Tütün dumanı KOAH’ın en yaygın nedeni olmakla birlikte KOAH tanılı kişilerin yüzde 20’sinin sigara içmediği tahmin edilmektedir. Günümüzde tütün kullanımı yanı sıra iç ve dış ortamda fosil yakıtları (odun, kömür, petrol, gaz), biyokütle (bitki sapları, tezek vb.) ve orman yangınlarının dumanına maruz kalma ve hava kirliliği de önemli risk faktörleri arasındadır. Yetersiz beslenme, enfeksiyonlar ve/veya iç ve dış ortam kirleticilerine pasif maruz kalmaya bağlı olarak doğumdan önce ve sonra akciğer gelişiminin geri kalması da KOAH'a yol açabilir.
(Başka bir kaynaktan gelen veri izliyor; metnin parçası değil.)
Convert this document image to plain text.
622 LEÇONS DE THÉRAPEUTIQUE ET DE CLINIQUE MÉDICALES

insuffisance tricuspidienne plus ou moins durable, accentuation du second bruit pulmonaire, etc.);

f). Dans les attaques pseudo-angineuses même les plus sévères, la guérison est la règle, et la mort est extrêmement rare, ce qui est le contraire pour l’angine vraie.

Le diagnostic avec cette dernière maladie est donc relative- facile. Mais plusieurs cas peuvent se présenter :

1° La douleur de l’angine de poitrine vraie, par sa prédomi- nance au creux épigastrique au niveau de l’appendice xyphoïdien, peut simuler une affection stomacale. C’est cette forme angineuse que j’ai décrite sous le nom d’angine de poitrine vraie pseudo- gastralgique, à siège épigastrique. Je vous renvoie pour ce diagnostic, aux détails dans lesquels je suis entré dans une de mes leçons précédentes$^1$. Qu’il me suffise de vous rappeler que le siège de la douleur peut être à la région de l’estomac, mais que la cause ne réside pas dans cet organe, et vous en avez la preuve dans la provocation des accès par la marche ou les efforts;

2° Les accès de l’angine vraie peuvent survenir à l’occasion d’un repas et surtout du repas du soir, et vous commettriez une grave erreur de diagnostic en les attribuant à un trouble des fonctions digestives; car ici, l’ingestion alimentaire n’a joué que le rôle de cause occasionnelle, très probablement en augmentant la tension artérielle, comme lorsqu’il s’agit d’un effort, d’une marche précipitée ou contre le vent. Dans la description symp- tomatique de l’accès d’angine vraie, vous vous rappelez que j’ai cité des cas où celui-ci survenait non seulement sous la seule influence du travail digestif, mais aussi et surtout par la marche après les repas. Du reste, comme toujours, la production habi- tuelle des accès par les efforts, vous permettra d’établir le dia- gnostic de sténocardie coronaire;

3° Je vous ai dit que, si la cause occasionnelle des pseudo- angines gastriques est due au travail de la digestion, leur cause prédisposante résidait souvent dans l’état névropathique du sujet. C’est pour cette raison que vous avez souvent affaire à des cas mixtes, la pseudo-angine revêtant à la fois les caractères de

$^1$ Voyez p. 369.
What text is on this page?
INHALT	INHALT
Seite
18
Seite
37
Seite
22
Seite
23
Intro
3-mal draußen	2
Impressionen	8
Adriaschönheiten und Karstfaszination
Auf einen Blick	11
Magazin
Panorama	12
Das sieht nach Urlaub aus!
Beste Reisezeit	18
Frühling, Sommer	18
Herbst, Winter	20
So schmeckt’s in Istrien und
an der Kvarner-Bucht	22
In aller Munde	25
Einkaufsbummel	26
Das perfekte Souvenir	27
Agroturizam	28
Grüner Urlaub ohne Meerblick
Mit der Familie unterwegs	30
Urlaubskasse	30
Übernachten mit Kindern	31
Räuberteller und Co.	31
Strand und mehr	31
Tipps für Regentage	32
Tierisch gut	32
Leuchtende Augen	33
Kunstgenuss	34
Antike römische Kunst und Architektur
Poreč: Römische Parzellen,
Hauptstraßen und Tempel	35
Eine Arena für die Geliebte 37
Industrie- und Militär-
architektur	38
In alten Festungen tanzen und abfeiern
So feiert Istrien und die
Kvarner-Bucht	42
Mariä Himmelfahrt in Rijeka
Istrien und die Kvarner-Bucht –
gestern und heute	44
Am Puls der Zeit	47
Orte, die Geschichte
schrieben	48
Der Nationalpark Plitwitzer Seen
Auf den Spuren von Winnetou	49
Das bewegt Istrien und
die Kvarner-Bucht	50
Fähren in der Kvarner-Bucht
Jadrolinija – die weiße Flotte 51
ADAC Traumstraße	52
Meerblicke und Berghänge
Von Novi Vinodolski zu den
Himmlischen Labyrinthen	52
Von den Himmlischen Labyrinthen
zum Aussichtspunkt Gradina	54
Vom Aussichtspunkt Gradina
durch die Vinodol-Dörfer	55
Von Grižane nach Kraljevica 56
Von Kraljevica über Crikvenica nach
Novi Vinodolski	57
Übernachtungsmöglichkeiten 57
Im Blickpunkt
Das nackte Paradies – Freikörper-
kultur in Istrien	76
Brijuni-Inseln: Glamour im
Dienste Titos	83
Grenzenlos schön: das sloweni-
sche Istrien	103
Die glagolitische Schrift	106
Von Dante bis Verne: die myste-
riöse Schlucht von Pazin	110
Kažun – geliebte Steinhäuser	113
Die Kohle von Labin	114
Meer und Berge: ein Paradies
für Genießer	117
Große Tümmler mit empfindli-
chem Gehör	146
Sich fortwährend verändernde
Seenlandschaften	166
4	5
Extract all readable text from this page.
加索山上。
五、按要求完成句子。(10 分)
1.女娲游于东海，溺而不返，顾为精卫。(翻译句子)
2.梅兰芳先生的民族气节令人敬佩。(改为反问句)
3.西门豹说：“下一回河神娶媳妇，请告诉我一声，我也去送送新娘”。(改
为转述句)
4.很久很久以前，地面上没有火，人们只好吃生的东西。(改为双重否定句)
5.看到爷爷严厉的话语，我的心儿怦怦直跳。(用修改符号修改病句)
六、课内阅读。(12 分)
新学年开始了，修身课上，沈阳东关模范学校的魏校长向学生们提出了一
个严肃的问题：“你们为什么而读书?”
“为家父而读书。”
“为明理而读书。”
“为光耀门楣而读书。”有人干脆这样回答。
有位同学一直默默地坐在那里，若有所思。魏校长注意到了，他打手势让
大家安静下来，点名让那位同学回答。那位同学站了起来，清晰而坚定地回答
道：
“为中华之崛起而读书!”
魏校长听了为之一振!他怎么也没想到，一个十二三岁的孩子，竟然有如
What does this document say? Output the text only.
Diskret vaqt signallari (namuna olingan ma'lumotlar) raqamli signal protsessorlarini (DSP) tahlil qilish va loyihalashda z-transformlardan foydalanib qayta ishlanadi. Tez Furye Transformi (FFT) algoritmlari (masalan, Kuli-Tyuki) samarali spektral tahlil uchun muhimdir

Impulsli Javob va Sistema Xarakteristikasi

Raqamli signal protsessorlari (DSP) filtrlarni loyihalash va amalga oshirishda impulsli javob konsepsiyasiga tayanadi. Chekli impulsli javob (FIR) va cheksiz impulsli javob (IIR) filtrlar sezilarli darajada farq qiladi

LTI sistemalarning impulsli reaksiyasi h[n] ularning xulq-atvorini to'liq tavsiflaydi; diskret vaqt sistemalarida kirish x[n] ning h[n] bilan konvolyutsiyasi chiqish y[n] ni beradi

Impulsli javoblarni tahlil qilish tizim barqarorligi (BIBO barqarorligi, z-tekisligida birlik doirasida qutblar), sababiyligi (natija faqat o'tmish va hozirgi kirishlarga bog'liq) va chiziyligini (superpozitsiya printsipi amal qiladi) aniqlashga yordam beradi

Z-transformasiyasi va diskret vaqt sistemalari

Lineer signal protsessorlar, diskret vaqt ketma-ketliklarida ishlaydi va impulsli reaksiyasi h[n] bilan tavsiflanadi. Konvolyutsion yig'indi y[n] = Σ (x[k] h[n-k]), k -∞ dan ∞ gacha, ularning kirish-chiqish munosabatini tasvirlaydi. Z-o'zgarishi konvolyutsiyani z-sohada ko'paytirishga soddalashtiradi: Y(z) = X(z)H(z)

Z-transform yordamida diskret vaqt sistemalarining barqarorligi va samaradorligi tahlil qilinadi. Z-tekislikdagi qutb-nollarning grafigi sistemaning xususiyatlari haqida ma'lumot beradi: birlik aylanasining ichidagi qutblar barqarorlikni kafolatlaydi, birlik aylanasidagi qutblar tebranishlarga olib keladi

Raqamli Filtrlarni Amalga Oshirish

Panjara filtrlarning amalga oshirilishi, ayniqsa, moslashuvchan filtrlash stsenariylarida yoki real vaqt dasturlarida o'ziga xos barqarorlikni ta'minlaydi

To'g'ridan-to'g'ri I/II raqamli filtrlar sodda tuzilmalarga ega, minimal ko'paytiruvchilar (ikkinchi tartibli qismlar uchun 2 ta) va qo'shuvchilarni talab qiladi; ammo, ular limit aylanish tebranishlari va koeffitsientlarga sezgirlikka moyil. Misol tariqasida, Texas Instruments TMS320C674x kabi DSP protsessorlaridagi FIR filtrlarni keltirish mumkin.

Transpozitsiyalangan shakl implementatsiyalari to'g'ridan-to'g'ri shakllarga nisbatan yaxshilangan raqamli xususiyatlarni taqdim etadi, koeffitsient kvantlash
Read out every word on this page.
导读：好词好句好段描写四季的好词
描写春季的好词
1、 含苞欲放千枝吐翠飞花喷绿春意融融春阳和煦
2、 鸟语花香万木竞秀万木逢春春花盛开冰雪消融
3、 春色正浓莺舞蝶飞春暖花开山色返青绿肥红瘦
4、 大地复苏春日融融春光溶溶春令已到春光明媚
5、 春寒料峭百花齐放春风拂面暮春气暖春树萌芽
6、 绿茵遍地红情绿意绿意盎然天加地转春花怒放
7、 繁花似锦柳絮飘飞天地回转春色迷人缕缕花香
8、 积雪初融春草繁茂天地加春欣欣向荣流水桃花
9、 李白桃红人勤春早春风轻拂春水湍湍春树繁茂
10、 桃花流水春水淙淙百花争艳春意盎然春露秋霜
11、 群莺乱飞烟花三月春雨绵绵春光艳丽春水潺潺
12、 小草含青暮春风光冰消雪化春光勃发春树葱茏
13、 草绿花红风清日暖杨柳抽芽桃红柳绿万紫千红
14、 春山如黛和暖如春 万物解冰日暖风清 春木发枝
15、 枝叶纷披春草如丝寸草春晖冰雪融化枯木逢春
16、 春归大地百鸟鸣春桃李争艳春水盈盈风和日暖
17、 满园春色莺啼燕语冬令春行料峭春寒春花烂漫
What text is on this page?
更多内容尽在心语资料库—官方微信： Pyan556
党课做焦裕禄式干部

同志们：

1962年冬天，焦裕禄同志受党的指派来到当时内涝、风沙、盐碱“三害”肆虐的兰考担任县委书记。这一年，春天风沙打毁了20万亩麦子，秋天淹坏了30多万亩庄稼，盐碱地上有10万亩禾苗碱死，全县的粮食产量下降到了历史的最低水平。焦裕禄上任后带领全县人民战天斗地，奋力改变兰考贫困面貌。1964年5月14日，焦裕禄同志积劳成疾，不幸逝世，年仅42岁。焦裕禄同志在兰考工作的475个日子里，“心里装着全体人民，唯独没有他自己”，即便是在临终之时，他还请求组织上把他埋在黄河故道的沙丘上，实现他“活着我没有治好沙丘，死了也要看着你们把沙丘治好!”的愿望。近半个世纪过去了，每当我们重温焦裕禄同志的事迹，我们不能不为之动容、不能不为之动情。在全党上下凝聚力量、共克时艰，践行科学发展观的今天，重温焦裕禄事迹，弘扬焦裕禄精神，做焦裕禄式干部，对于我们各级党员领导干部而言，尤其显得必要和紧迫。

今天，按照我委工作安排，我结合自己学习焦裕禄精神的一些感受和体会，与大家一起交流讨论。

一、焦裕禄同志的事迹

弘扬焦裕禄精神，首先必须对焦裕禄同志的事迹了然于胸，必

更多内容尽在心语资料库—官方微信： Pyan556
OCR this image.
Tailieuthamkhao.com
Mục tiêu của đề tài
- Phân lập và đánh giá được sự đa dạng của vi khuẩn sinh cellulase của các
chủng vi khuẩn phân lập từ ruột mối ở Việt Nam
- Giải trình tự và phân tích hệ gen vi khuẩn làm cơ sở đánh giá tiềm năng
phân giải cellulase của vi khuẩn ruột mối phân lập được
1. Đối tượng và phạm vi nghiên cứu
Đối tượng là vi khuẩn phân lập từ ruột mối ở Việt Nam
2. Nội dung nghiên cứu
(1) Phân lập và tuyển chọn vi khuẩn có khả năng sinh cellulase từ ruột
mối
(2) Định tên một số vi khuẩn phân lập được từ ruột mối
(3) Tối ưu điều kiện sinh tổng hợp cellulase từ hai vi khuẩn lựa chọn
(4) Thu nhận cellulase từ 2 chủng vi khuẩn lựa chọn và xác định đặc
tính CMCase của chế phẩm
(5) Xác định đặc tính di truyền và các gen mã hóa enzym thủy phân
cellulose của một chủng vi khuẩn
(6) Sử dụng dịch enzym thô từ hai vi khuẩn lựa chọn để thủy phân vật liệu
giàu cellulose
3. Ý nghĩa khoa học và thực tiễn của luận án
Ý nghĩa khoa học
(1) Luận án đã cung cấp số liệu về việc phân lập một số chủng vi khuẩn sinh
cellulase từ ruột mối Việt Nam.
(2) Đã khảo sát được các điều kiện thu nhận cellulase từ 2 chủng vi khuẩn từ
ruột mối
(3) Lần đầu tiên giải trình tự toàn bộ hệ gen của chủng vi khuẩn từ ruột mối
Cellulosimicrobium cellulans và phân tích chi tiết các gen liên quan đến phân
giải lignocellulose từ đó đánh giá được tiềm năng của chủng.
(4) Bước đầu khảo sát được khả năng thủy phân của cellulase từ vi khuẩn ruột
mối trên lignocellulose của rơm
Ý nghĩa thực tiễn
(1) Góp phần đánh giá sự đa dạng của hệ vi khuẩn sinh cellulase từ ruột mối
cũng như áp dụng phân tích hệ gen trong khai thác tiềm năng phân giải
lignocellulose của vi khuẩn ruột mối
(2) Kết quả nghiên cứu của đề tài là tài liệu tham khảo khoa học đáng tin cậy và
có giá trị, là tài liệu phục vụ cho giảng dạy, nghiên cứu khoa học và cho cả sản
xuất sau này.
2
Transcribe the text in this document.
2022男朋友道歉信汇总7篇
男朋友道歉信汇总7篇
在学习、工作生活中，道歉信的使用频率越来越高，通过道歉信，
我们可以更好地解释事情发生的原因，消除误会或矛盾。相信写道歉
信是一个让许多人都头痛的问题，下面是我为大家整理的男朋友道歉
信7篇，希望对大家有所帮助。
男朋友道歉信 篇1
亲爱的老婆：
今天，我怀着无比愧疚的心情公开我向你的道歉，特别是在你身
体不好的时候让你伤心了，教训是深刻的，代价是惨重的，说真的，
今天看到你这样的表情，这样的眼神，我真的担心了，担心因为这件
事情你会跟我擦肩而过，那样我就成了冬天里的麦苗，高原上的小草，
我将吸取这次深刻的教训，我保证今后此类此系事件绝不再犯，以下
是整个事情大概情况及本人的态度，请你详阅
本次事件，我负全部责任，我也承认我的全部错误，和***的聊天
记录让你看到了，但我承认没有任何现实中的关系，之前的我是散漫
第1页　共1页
Hastalık, dünyada yetişkin nüfusun onda birini etkiler ve dünya çapında en yaygın üç ölüm nedeninden biridir. KOAH'ın tanısı, sağlık kurumlarında basit bir test olan “nefes ölçüm testi” (solunum fonksiyon testi) ile kolayca konulabilir. Tanının doğrulanması için solunum fonksiyon testi kullanılarak hava akımında azalmaya yol açan tıkanıklığın belirlenmesi esastır.
KOAH tanısı konulan kişilerin tütün ve tütün ürünlerinin kullanımını bırakmaları, zararlı toz ve gaz içeren ortamlardan, hava kirliliğinden uzak durmaları, sağlıklı beslenmeleri ve günlük egzersiz yapmaları gereklidir. İç ve dış ortam hava kirliliğinin azaltılması KOAH’ın gelişimi ve alevlenmesini önleyen koruyucu bir müdahaledir. Toplumsal müdahale önlemlerinin dışında KOAH tanılı hastaların hava kirliliği bulunan yerlerde maske kullanması yararlı olabilir. Küresel iklim değişikliğinin KOAH hastalarını da doğrudan etkileyeceği düşünülerek hava kirliliği ve iklim değişikliğine yol açabilecek sera gazlarını azaltmak KOAH’la mücadelede temel hedeflerden biri olmalıdır.
KOAH’ın bireysel tedavisinde nefes açıcı özellikte “inhaler” olarak adlandırılan solunum yolu ile uygulanan ilaçlar ile hava yollarındaki daralmanın azaltılıp hastanın olabildiğince rahatlatılması amaçlanmaktadır. Solunum yetmezliği olan KOAH’lı hastalarda evde oksijen tedavisi ve/veya evde solunum cihazı tedavisi gibi tedavilere ihtiyaç olabilmektedir. Öte yandan hastalığın seyrini kötüleştiren ve ölümlere neden olan alevlenmelerden ve zatürreden korunmak için grip ve zatürre aşılarının yapılması ve nefes yoluyla alınan ilaç tedavilerinin düzgün uygulanması gerekir. Ayrıca sağlıklı beslenme, fiziksel aktivitenin ve uygun hastalarda akciğer rehabilitasyonu uygulanması hastaların günlük yaşamlarının daha kaliteli hale gelmesini sağlamaktadır. Akciğer sağlığının önemini bu vesileyle bir kez daha vurgulayarak “Havamızı Koruyalım, KOAH’sız Yaşayalım” diyoruz.